The complexity levelled up. I’m screaming at myself, mad ! Furious ! Talking to the stupid sh&t in the mirror.
Why do you do this to yourself!?
Driving on the gravel road, Dodging holes created by wear and tear. Natures way of giving in to the repeated weight.
The best part of living on a island, You become one with your environment.
It’s been years since I exchange a slow pace for a city life.
The warm orange tinge to the sky welcomes me.
Walking towards memories, It remains the same.
Hearing the waves crash against the shore so hypothetically.I burst into tears by the calm that washed over me.
It felt like my first real breath in years.
I wore this blue dress for you. Matching the colour of your eyes It’s like I match your soul.
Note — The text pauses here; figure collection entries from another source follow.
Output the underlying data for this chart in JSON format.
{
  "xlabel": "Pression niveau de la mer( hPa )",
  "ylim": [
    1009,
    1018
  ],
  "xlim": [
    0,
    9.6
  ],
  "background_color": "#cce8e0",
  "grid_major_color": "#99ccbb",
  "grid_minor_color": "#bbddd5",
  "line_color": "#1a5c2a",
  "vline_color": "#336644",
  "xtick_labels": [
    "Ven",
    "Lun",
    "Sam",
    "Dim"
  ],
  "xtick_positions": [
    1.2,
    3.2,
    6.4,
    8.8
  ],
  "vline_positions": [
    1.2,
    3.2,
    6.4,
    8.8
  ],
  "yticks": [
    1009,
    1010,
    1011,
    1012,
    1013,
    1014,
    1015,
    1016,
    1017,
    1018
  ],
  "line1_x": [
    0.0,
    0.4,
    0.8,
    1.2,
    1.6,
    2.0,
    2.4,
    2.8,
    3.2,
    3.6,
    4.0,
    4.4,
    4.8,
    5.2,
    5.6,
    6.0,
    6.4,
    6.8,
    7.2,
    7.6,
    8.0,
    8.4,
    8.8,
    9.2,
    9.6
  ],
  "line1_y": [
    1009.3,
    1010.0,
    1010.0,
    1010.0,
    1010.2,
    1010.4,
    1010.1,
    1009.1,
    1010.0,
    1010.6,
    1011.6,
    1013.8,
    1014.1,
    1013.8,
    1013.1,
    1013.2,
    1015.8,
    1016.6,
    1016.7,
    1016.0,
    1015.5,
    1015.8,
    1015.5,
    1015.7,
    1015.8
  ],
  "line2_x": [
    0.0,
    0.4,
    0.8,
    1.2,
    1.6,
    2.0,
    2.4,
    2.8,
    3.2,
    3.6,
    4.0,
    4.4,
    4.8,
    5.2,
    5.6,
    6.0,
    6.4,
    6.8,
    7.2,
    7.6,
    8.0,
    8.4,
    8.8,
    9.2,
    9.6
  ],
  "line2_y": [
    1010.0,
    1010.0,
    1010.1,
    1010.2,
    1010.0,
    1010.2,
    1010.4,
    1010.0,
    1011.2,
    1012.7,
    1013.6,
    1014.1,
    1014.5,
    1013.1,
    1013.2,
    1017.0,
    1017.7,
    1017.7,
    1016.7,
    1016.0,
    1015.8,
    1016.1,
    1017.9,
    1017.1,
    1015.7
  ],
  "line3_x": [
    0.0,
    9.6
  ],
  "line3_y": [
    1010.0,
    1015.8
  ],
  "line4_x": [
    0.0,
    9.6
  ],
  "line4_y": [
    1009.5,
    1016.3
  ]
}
Here we all are fighting amongst ourselves.
Using subtle seduction.
Excuse yourself and take me by the hand. So I can get to know you.
Lets undress your soul.
My mouth watering with anticipation, Starving for your energy.
It’s me ! Pick me !
Why do you do this to yourself.
Need I remind yourself that this doesn’t end well, but you’re bored as f$ck. So chaos must crop up..
Chasing devilish ideas, Hunting for sexual energy, You can taste it in the air, On a bender you come alive once you got your fix.
Simping for your addiction.
The more taboo, the more you want it You must have it.
Morphing desires into a masterpiece.
A soul collection.
Self satisfaction You’re self made.
What are you doing ?!
The extra time you spend sending emails, Travelling, Dining with everyone but me.
Feed her the scraps of time, She doesn’t deserve your care.
She’ll wait for me; he thinks.
They call, you come running. What’s wrong with me!?
Addicted with passion, Wanting you more than those icons.
I can’t contain this pain, I can’t compete, with monetary gain.
I can’t have you because you’re already taken.